Computed Tomography and Magnetic Resonance Imaging

For most authors, magnetic resonance imaging (MRI) is the imaging modality of choice for soft-tissue injury. [42]  It has been shown to be 91% sensitive in detecting capsulolabral lesions in the early postdislocation period. Specifically, it provides comprehensive visualization of important soft-tissue structures that may be injured in anterior instability, including the anterior labrum, the anterior capsule, and the anterior inferior glenohumeral ligament.
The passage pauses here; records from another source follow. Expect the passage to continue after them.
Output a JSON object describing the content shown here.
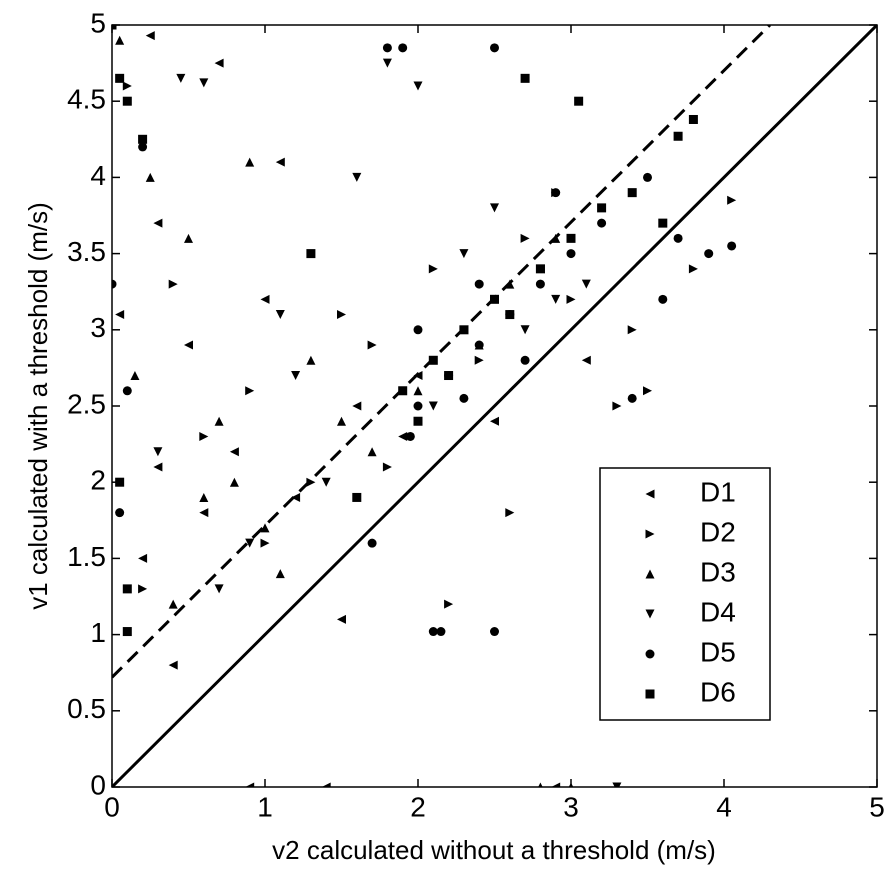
{
  "chart_data": {
    "type": "scatter",
    "x_label": "v2 calculated without a threshold (m/s)",
    "y_label": "v1 calculated with a threshold (m/s)",
    "xlim": [
      0,
      5
    ],
    "ylim": [
      0,
      5
    ],
    "xticks": [
      0,
      1,
      2,
      3,
      4,
      5
    ],
    "yticks": [
      0,
      0.5,
      1,
      1.5,
      2,
      2.5,
      3,
      3.5,
      4,
      4.5,
      5
    ],
    "legend": "lower right",
    "lines": [
      {
        "x": [
          0,
          5
        ],
        "y": [
          0,
          5
        ],
        "dash": false
      },
      {
        "x": [
          0,
          4.3
        ],
        "y": [
          0.72,
          5
        ],
        "dash": true
      }
    ],
    "series": [
      {
        "name": "D1",
        "marker": "left",
        "color": "#000000",
        "x": [
          0.25,
          0.7,
          1.1,
          0.3,
          0.5,
          0.8,
          1.2,
          1.6,
          2.0,
          2.3,
          1.5,
          0.4,
          2.8,
          3.1,
          1.9,
          0.2,
          0.6,
          1.0,
          2.5,
          0.9,
          1.4,
          0.05,
          2.9,
          0.3
        ],
        "y": [
          4.93,
          4.75,
          4.1,
          3.7,
          2.9,
          2.2,
          1.9,
          2.5,
          2.7,
          3.0,
          1.1,
          0.8,
          3.4,
          2.8,
          2.3,
          1.5,
          1.8,
          3.2,
          2.4,
          0,
          0,
          3.1,
          0,
          2.1
        ]
      },
      {
        "name": "D2",
        "marker": "right",
        "color": "#000000",
        "x": [
          0.1,
          0.4,
          0.9,
          1.3,
          1.7,
          2.1,
          2.4,
          2.7,
          3.0,
          3.3,
          3.5,
          4.05,
          2.2,
          1.0,
          0.6,
          2.6,
          3.8,
          1.8,
          2.9,
          3.4,
          0.2,
          1.5
        ],
        "y": [
          4.6,
          3.3,
          2.6,
          2.0,
          2.9,
          3.4,
          2.8,
          3.6,
          3.2,
          2.5,
          2.6,
          3.85,
          1.2,
          1.6,
          2.3,
          1.8,
          3.4,
          2.1,
          3.9,
          3.0,
          1.3,
          3.1
        ]
      },
      {
        "name": "D3",
        "marker": "up",
        "color": "#000000",
        "x": [
          0.05,
          0.25,
          0.5,
          0.7,
          1.0,
          1.3,
          0.4,
          0.9,
          1.7,
          2.0,
          2.4,
          2.8,
          3.0,
          0.15,
          0.6,
          1.1,
          2.6,
          2.9,
          0.8,
          1.5
        ],
        "y": [
          4.9,
          4.0,
          3.6,
          2.4,
          1.7,
          2.8,
          1.2,
          4.1,
          2.2,
          2.6,
          2.9,
          0,
          0,
          2.7,
          1.9,
          1.4,
          3.3,
          3.6,
          2.0,
          2.4
        ]
      },
      {
        "name": "D4",
        "marker": "down",
        "color": "#000000",
        "x": [
          0.45,
          0.6,
          1.1,
          1.8,
          2.0,
          1.6,
          2.3,
          2.7,
          1.4,
          0.3,
          0.9,
          2.1,
          3.3,
          2.9,
          1.2,
          0.7,
          2.5,
          3.1
        ],
        "y": [
          4.65,
          4.62,
          3.1,
          4.75,
          4.6,
          4.0,
          3.5,
          3.0,
          2.0,
          2.2,
          1.6,
          2.5,
          0,
          3.2,
          2.7,
          1.3,
          3.8,
          3.3
        ]
      },
      {
        "name": "D5",
        "marker": "circle",
        "color": "#000000",
        "x": [
          0,
          0.1,
          0.2,
          1.8,
          1.9,
          2.5,
          2.0,
          2.2,
          2.4,
          2.6,
          2.8,
          3.0,
          3.2,
          3.5,
          3.7,
          3.9,
          4.05,
          3.4,
          2.1,
          1.7,
          2.15,
          2.5,
          1.95,
          2.3,
          2.7,
          3.6,
          2.9,
          2.0,
          2.4,
          0.05
        ],
        "y": [
          3.3,
          2.6,
          4.2,
          4.85,
          4.85,
          4.85,
          2.5,
          2.7,
          2.9,
          3.1,
          3.3,
          3.5,
          3.7,
          4.0,
          3.6,
          3.5,
          3.55,
          2.55,
          1.02,
          1.6,
          1.02,
          1.02,
          2.3,
          2.55,
          2.8,
          3.2,
          3.9,
          3.0,
          3.3,
          1.8
        ]
      },
      {
        "name": "D6",
        "marker": "square",
        "color": "#000000",
        "x": [
          0,
          0.05,
          0.1,
          0.1,
          0.2,
          2.7,
          3.05,
          3.8,
          3.7,
          1.3,
          0.1,
          1.9,
          2.1,
          2.3,
          2.5,
          2.8,
          3.0,
          3.2,
          3.4,
          1.6,
          2.0,
          2.6,
          2.2,
          0.05,
          3.6
        ],
        "y": [
          5.0,
          4.65,
          4.5,
          1.3,
          4.25,
          4.65,
          4.5,
          4.38,
          4.27,
          3.5,
          1.02,
          2.6,
          2.8,
          3.0,
          3.2,
          3.4,
          3.6,
          3.8,
          3.9,
          1.9,
          2.4,
          3.1,
          2.7,
          2.0,
          3.7
        ]
      }
    ]
  }
}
Martins e Souza et al evaluated the accuracy of conventional MRI in determining the severity of glenoid bone loss in 36 patients with anterior shoulder dislocation by comparing results obtained by using conventional MRI with results from arthroscopic measurements. [43]  They found that interreader and intrareader correlations of MRI-derived measurements of glenoid bone loss were excellent and that the first and second observers' measurements showed strong and moderate interreader correlation, respectively, with arthroscopic measurements.

Magnetic resonance arthrography uses intra-articular contrast to distend the joint space, allowing space to visualize details of damage to the glenohumeral ligaments and labrum. There is continued debate over whether this additional imaging modality is necessary if an optimized MRI has been obtained.

Computed tomography (CT) is of increasing importance in the assessment of bone defects; it is currently considered the gold standard diagnostic tool for identifying bony defects and quantifying bone loss after recurrent anterior instability. [44]  In a study of 70 patients with traumatic anterior glenohumeral instability, Delage Royle et al found that regular radiographs had suboptimal sensitivity, specificity, and reliability for evaluation of glenoid and humeral bone loss. [45] They recommended that CT be considered in the treatment algorithm for accurate quantification of bone loss.

An important use of these advanced imaging modalities is determination of the extent of glenoid bone loss, which is essential for clinical decision-making. There are many measuring methods that use MRI or CT; they can be broadly categorized into two groups: (1) width techniques and (2) best-fit circle techniques. [46]

Width methods include the following:

  • Glenoid rim distance
  • Glenoid index
  • Width-length ratio
  • West Point measurement

Best-fit circle techniques include the following [8] :

  • Pico method
  • Sugaya method
  • Dumont arc angle method
  • MRI methods

No measurement method has yet been established in the literature as a gold standard; accordingly, the choice of method should be based on available quality imaging and provider preference. Measurements of humeral bone loss, or Hill-Sachs defects, have been less extensively studied but include the use of plain radiographs, MRI, and CT.